Le melon à deux pattes

lundi, mars 9th, 2009

Ou : pourquoi l’accouchement humain est-il si particulier ? Ces derniers temps, dans la plupart des pays occidentaux (dont la France) tendent à s’affronter deux positions opposées sur la naissance : c’est un moment dangereux qui doit être bien contrôlé médicalement (les plus extrêmes préférant passer d’office par la césarienne de convenance) vs. c’est parfaitement naturel et la plupart du temps il n’y a rien à faire (les plus extrêmes accouchant volontairement sans aucune assistance médicale). Personnellement je n’aime pas les extrêmes, ni dans ce domaine ni dans un autre (à part peut-être les hommes extrêmement beaux ? ou la bouffe extrêmement bonne ?). J’ajouterai aussi que ce débat a un petit côté « méga problème de riche » (MPR, (c) Alix Girod de l’Ain), puisque l’OMS nous informe que la mortalité périnatale fauche chaque jour 1500 femmes et 10 000 bébés par jour faute de soins appropriés. Ceci étant dit, ça ne doit pas nous empêcher de faire de notre mieux chez nous.

Mais revenons à nos moutons : pourquoi est-ce si compliqué pour une femme d’accoucher, par rapport à une chatte ou une brebis justement ? Deux raisons principales :

  • L’être humain est bipède, ce qui fait que d’une part il a un bassin tout bizarre et que d’autre part la femme a la gravité contre elle pour garder le bébé au chaud pendant neuf mois, ce qui implique d’avoir un col de l’utérus super tonique (et donc plus difficile à ouvrir au moment M).
  • L’être humain est très très intelligent et a donc un gros crâne pour caser toute cette intelligence (voir ici une page web très moche mais qui permet de comparer la taille du cerveau par rapport à la taille totale chez différents animaux).

Cette double contrainte est parfaitement illustrée par la figure suivante, tirée du livre de Sarah Blaffer Hrdy Les instincts maternels (dont nous avons déjà parlé ici) :

crane_naissance

Le rond noir représente la tête du bébé, et le cercle (l’ellipse devrais-je dire) vide le bassin maternel. On aurait presque envie d’être réincarnée en gorille en voyant ça, et la légende de la figure nous apprend d’ailleurs que le travail dure en moyenne 20 minutes chez ces guenons (je ne révèlerai pas ici la durée de mon propre travail de peur d’entraîner une chute de la natalité chez les lectrices, mais on parle ici de 8 à 14 heures pour un premier accouchement).

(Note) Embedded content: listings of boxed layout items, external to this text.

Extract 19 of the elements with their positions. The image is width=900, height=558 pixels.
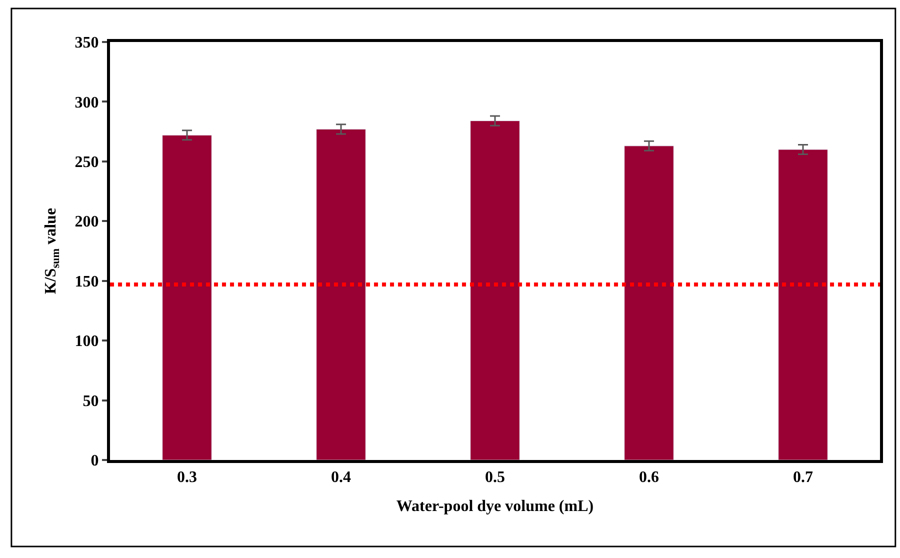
- y-tick-label: 0: [90, 452, 99, 470]
- y-tick-label: 100: [74, 333, 99, 350]
- bar: [316, 128, 366, 460]
- y-tick-label: 250: [74, 154, 99, 172]
- x-tick-label: 0.6: [639, 469, 659, 486]
- bar: [624, 146, 674, 460]
- y-tick-label: 300: [74, 94, 99, 112]
- x-tick-label: 0.3: [177, 469, 197, 486]
- bar: [470, 120, 520, 460]
- x-axis-title: Water-pool dye volume (mL): [396, 498, 594, 515]
- y-tick-label: 350: [74, 34, 99, 52]
- y-tick-label: 150: [74, 273, 99, 290]
- y-tick-label: 200: [74, 214, 99, 231]
- bar: [778, 149, 828, 460]
- bar: [162, 134, 212, 460]
- x-tick-label: 0.5: [485, 469, 505, 486]
- x-tick-label: 0.4: [331, 469, 351, 486]
- y-tick-label: 50: [82, 392, 99, 410]
- x-tick-label: 0.7: [793, 469, 813, 486]
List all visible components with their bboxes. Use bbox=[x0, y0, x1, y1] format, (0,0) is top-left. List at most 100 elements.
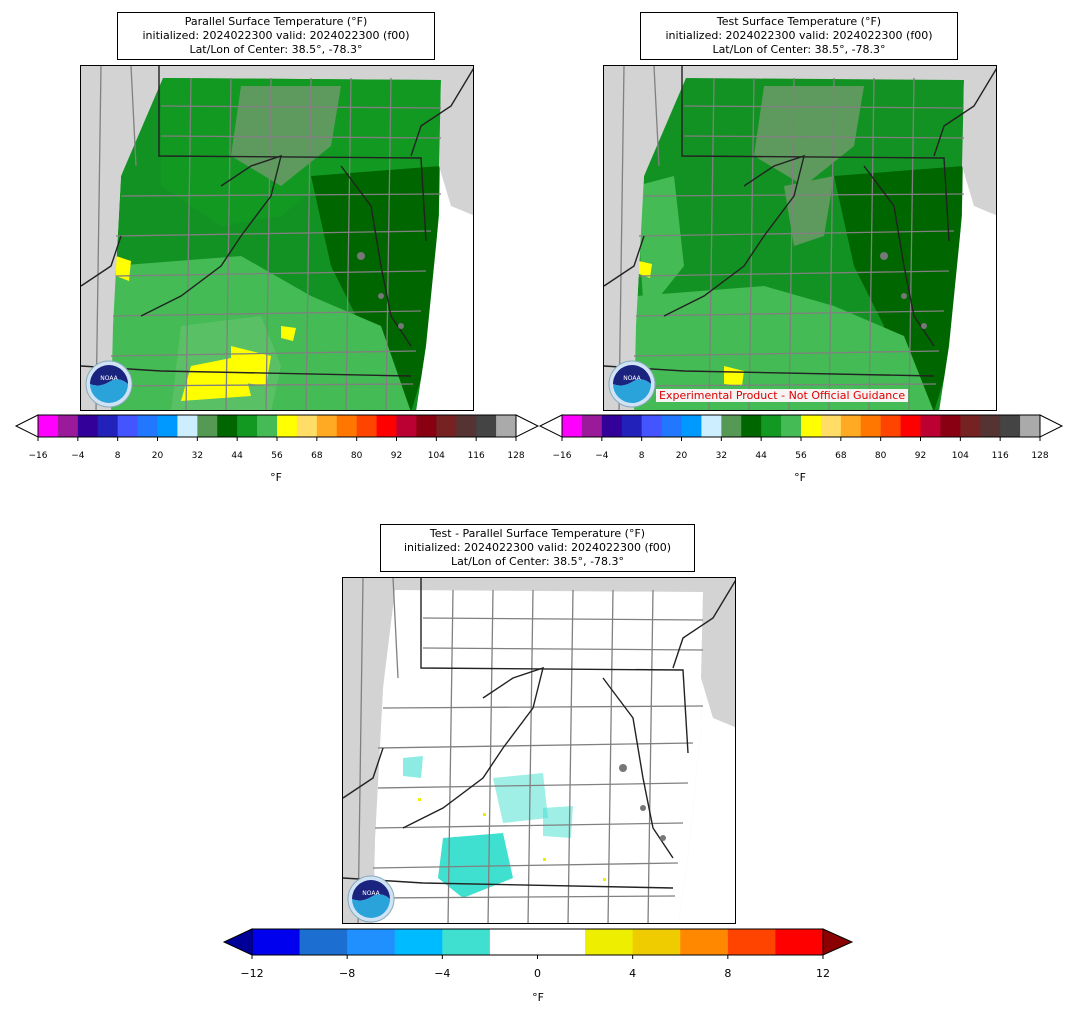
map-test-field bbox=[604, 66, 996, 410]
colorbar-swatch bbox=[436, 415, 457, 437]
title-line-1: Test - Parallel Surface Temperature (°F) bbox=[429, 527, 646, 540]
colorbar-swatch bbox=[277, 415, 298, 437]
colorbar-swatch bbox=[137, 415, 158, 437]
colorbar-tick-label: 0 bbox=[534, 967, 541, 980]
colorbar-swatch bbox=[900, 415, 921, 437]
map-title-test: Test Surface Temperature (°F) initialize… bbox=[640, 12, 958, 60]
colorbar-over-extension bbox=[515, 414, 540, 438]
colorbar-swatch bbox=[347, 929, 396, 955]
colorbar-over-extension bbox=[1039, 414, 1064, 438]
colorbar-swatch bbox=[237, 415, 258, 437]
colorbar-tick-label: 8 bbox=[724, 967, 732, 980]
map-parallel-field bbox=[81, 66, 473, 410]
colorbar-swatch bbox=[775, 929, 824, 955]
colorbar-swatch bbox=[57, 415, 79, 437]
colorbar-tick-label: 68 bbox=[311, 451, 323, 461]
colorbar-difference-unit: °F bbox=[532, 991, 544, 1004]
colorbar-tick-label: 20 bbox=[675, 451, 688, 461]
colorbar-tick-label: 32 bbox=[715, 451, 728, 461]
colorbar-swatch bbox=[356, 415, 378, 437]
colorbar-tick-label: 104 bbox=[427, 451, 445, 461]
map-difference[interactable]: NOAA bbox=[342, 577, 736, 924]
colorbar-swatch bbox=[299, 929, 348, 955]
colorbar-swatch bbox=[801, 415, 822, 437]
colorbar-tick-label: 128 bbox=[1031, 451, 1049, 461]
colorbar-swatch bbox=[960, 415, 981, 437]
colorbar-tick-label: −8 bbox=[339, 967, 356, 980]
colorbar-swatch bbox=[681, 415, 702, 437]
noaa-logo-text: NOAA bbox=[362, 890, 380, 897]
colorbar-swatch bbox=[336, 415, 358, 437]
colorbar-tick-label: 56 bbox=[795, 451, 807, 461]
colorbar-tick-label: −4 bbox=[595, 451, 609, 461]
colorbar-tick-label: 68 bbox=[835, 451, 847, 461]
colorbar-swatch bbox=[416, 415, 437, 437]
colorbar-swatch bbox=[641, 415, 663, 437]
colorbar-swatch bbox=[661, 415, 682, 437]
experimental-banner: Experimental Product - Not Official Guid… bbox=[656, 389, 909, 402]
colorbar-swatch bbox=[920, 415, 941, 437]
colorbar-swatch bbox=[727, 929, 776, 955]
colorbar-tick-label: −4 bbox=[434, 967, 451, 980]
colorbar-swatch bbox=[1020, 415, 1041, 437]
map-parallel[interactable]: NOAA bbox=[80, 65, 474, 411]
colorbar-tick-label: 32 bbox=[191, 451, 204, 461]
colorbar-swatch bbox=[940, 415, 961, 437]
colorbar-tick-label: 56 bbox=[271, 451, 283, 461]
panel-difference: Test - Parallel Surface Temperature (°F)… bbox=[0, 520, 1076, 1020]
colorbar-swatch bbox=[252, 929, 301, 955]
colorbar-tick-label: 104 bbox=[951, 451, 969, 461]
colorbar-swatch bbox=[680, 929, 729, 955]
colorbar-under-extension bbox=[222, 928, 253, 956]
colorbar-swatch bbox=[296, 415, 318, 437]
title-line-3: Lat/Lon of Center: 38.5°, -78.3° bbox=[189, 43, 363, 56]
colorbar-tick-label: 44 bbox=[231, 451, 243, 461]
colorbar-swatch bbox=[496, 415, 517, 437]
colorbar-swatch bbox=[1000, 415, 1021, 437]
colorbar-swatch bbox=[840, 415, 862, 437]
colorbar-tick-label: 80 bbox=[350, 451, 363, 461]
colorbar-swatch bbox=[117, 415, 139, 437]
colorbar-tick-label: 12 bbox=[816, 967, 830, 980]
colorbar-tick-label: −16 bbox=[552, 451, 572, 461]
title-line-2: initialized: 2024022300 valid: 202402230… bbox=[404, 541, 671, 554]
noaa-logo-text: NOAA bbox=[100, 375, 118, 382]
colorbar-tick-label: 80 bbox=[874, 451, 887, 461]
colorbar-swatch bbox=[396, 415, 417, 437]
colorbar-test-unit: °F bbox=[794, 471, 806, 484]
colorbar-swatch bbox=[456, 415, 477, 437]
noaa-logo-text: NOAA bbox=[623, 375, 641, 382]
colorbar-swatch bbox=[581, 415, 603, 437]
colorbar-swatch bbox=[741, 415, 762, 437]
colorbar-difference-swatches bbox=[222, 928, 854, 959]
panel-parallel: Parallel Surface Temperature (°F) initia… bbox=[0, 0, 540, 500]
colorbar-swatch bbox=[257, 415, 278, 437]
title-line-3: Lat/Lon of Center: 38.5°, -78.3° bbox=[712, 43, 886, 56]
title-line-2: initialized: 2024022300 valid: 202402230… bbox=[142, 29, 410, 42]
colorbar-test: −16 −4 8 20 32 44 56 68 80 92 104 116 128 °F bbox=[538, 413, 1064, 493]
colorbar-swatch bbox=[97, 415, 119, 437]
colorbar-swatch bbox=[820, 415, 842, 437]
colorbar-swatch bbox=[860, 415, 882, 437]
colorbar-swatch bbox=[316, 415, 338, 437]
colorbar-tick-label: 92 bbox=[390, 451, 403, 461]
noaa-logo-icon: NOAA bbox=[347, 875, 395, 923]
map-difference-field bbox=[343, 578, 735, 923]
colorbar-swatch bbox=[601, 415, 623, 437]
colorbar-tick-label: 92 bbox=[914, 451, 927, 461]
colorbar-swatch bbox=[217, 415, 238, 437]
colorbar-swatch bbox=[721, 415, 742, 437]
colorbar-swatch bbox=[621, 415, 643, 437]
map-test[interactable]: NOAA Experimental Product - Not Official… bbox=[603, 65, 997, 411]
colorbar-under-extension bbox=[538, 414, 563, 438]
colorbar-swatch bbox=[537, 929, 586, 955]
colorbar-swatch bbox=[376, 415, 397, 437]
map-title-difference: Test - Parallel Surface Temperature (°F)… bbox=[380, 524, 695, 572]
colorbar-swatch bbox=[880, 415, 902, 437]
colorbar-swatch bbox=[197, 415, 218, 437]
colorbar-swatch bbox=[781, 415, 802, 437]
colorbar-tick-label: 4 bbox=[629, 967, 637, 980]
colorbar-swatch bbox=[632, 929, 681, 955]
colorbar-over-extension bbox=[822, 928, 854, 956]
colorbar-swatch bbox=[585, 929, 634, 955]
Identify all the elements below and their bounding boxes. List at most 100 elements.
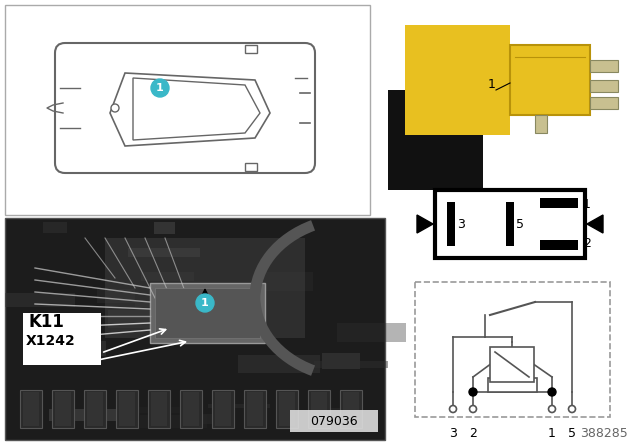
Bar bbox=[49, 409, 133, 421]
Bar bbox=[308, 390, 330, 428]
Bar bbox=[43, 222, 67, 233]
Bar bbox=[150, 283, 265, 343]
Bar bbox=[506, 202, 514, 246]
Bar bbox=[84, 390, 106, 428]
Bar bbox=[535, 115, 547, 133]
Bar bbox=[245, 163, 257, 171]
Text: 5: 5 bbox=[568, 427, 576, 440]
Polygon shape bbox=[110, 73, 270, 146]
Bar bbox=[119, 392, 135, 426]
Bar bbox=[180, 390, 202, 428]
Text: 3: 3 bbox=[449, 427, 457, 440]
Bar bbox=[55, 392, 71, 426]
Bar bbox=[488, 378, 537, 392]
Text: 1: 1 bbox=[548, 427, 556, 440]
Bar bbox=[47, 354, 101, 364]
Bar bbox=[244, 390, 266, 428]
Bar bbox=[72, 341, 106, 356]
Bar bbox=[208, 404, 270, 408]
Bar bbox=[141, 272, 194, 281]
Bar bbox=[255, 272, 313, 291]
Bar bbox=[247, 392, 263, 426]
Bar bbox=[325, 408, 352, 418]
Text: 5: 5 bbox=[516, 217, 524, 231]
Bar bbox=[155, 288, 260, 338]
Bar bbox=[212, 390, 234, 428]
Bar bbox=[314, 361, 388, 368]
Bar bbox=[238, 355, 320, 373]
Bar bbox=[183, 392, 199, 426]
Text: 1: 1 bbox=[583, 198, 591, 211]
Bar bbox=[97, 289, 135, 303]
Bar bbox=[540, 198, 578, 208]
Bar bbox=[5, 293, 75, 307]
Bar bbox=[135, 301, 200, 307]
Circle shape bbox=[196, 294, 214, 312]
Bar bbox=[163, 325, 234, 332]
Text: 1: 1 bbox=[156, 83, 164, 93]
Text: 079036: 079036 bbox=[310, 414, 358, 427]
Text: 1: 1 bbox=[488, 78, 496, 91]
Bar bbox=[87, 392, 103, 426]
Bar bbox=[154, 222, 175, 234]
Bar bbox=[344, 394, 360, 398]
Circle shape bbox=[548, 405, 556, 413]
Bar bbox=[20, 390, 42, 428]
Bar bbox=[405, 25, 510, 135]
Polygon shape bbox=[133, 78, 260, 140]
Circle shape bbox=[470, 405, 477, 413]
Bar bbox=[279, 392, 295, 426]
Bar bbox=[140, 415, 207, 428]
Bar bbox=[108, 310, 180, 328]
Bar bbox=[290, 410, 378, 432]
Circle shape bbox=[111, 104, 119, 112]
Text: K11: K11 bbox=[28, 313, 64, 331]
Bar bbox=[322, 353, 360, 369]
Bar bbox=[337, 323, 406, 342]
Bar bbox=[343, 392, 359, 426]
Text: 3: 3 bbox=[457, 217, 465, 231]
Circle shape bbox=[469, 388, 477, 396]
Circle shape bbox=[449, 405, 456, 413]
Bar bbox=[215, 392, 231, 426]
Bar bbox=[44, 349, 88, 365]
Bar bbox=[128, 248, 200, 257]
Bar bbox=[111, 328, 143, 337]
Bar bbox=[340, 390, 362, 428]
Bar bbox=[415, 282, 610, 417]
Bar bbox=[5, 5, 370, 215]
Bar bbox=[5, 218, 385, 440]
Bar bbox=[447, 202, 455, 246]
Bar bbox=[276, 390, 298, 428]
Polygon shape bbox=[417, 215, 433, 233]
Bar bbox=[148, 390, 170, 428]
Text: 2: 2 bbox=[469, 427, 477, 440]
Bar bbox=[52, 390, 74, 428]
Text: 388285: 388285 bbox=[580, 427, 628, 440]
Circle shape bbox=[151, 79, 169, 97]
Bar bbox=[490, 347, 534, 382]
Bar bbox=[105, 238, 305, 338]
Bar bbox=[116, 390, 138, 428]
Bar bbox=[245, 45, 257, 53]
Bar bbox=[510, 45, 590, 115]
Bar bbox=[435, 190, 585, 258]
Bar bbox=[180, 414, 220, 424]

L’accouchement humain nécessite donc d’une part une première phase de dilatation du col durant généralement plusieurs heures, pendant lesquelles il faut un certain nombre de contractions efficaces (c’est le mot officiel pour « douloureuses », donc souvent fatigantes), et d’autre part que le bébé se fraie un chemin à travers le bassin de sa mère en se mettant pile dans l’axe adéquat (qui n’est pas le même selon les étapes). A la préparation à l’accouchement que j’ai suivie, la sage-femme nous avait fait une démo avec un poupon et un squelette de bassin, c’était assez impressionnant. Vous pouvez voir ici quelques explications (en anglais avec photos de maquettes).

Bien sûr, et nous sommes ici pour en témoigner, des millions de femmes ont donné naissance sans problème (et sans assistance) avant nous. En outre, nous n’avons aucun contrôle conscient sur ces étapes (de la même façon qu’on ne peut pas arrêter son coeur ou sa digestion, on ne contrôle pas ses contractions utérines ou l’ouverture de son col) et il semble que mettre en veilleuse notre intellect aide à obtenir une progression favorable. Rappelons aussi que la naissance peut être un moment de plaisir pour la mère. Mais il me semble tout simplement erronné de dire qu’il suffit de faire comme les autres mammifères qui n’ont ni obstétricien ni péridurale pour accoucher.

Les instincts maternels, bonus track

jeudi, janvier 15th, 2009

Un post rapide pour vous signaler un article très intéressant de Libé : La mort cachée des bébés. On y apprend notamment que derrière la mort subite du nourrisson se cachent des actes de maltraitance et des infanticides. Selon les auteurs, un quart à un tiers de ces morts subites seraient en réalité des infanticides, plus ou moins conscients et intentionnels (syndrôme du bébé secoué, négligence grossière…). C’est également la thèse de Sarah Blaffer Hrdy dans Les instincts maternels, l’article tombe donc à point pour compléter cette lecture. Dommage que Libé n’y fasse pas référence !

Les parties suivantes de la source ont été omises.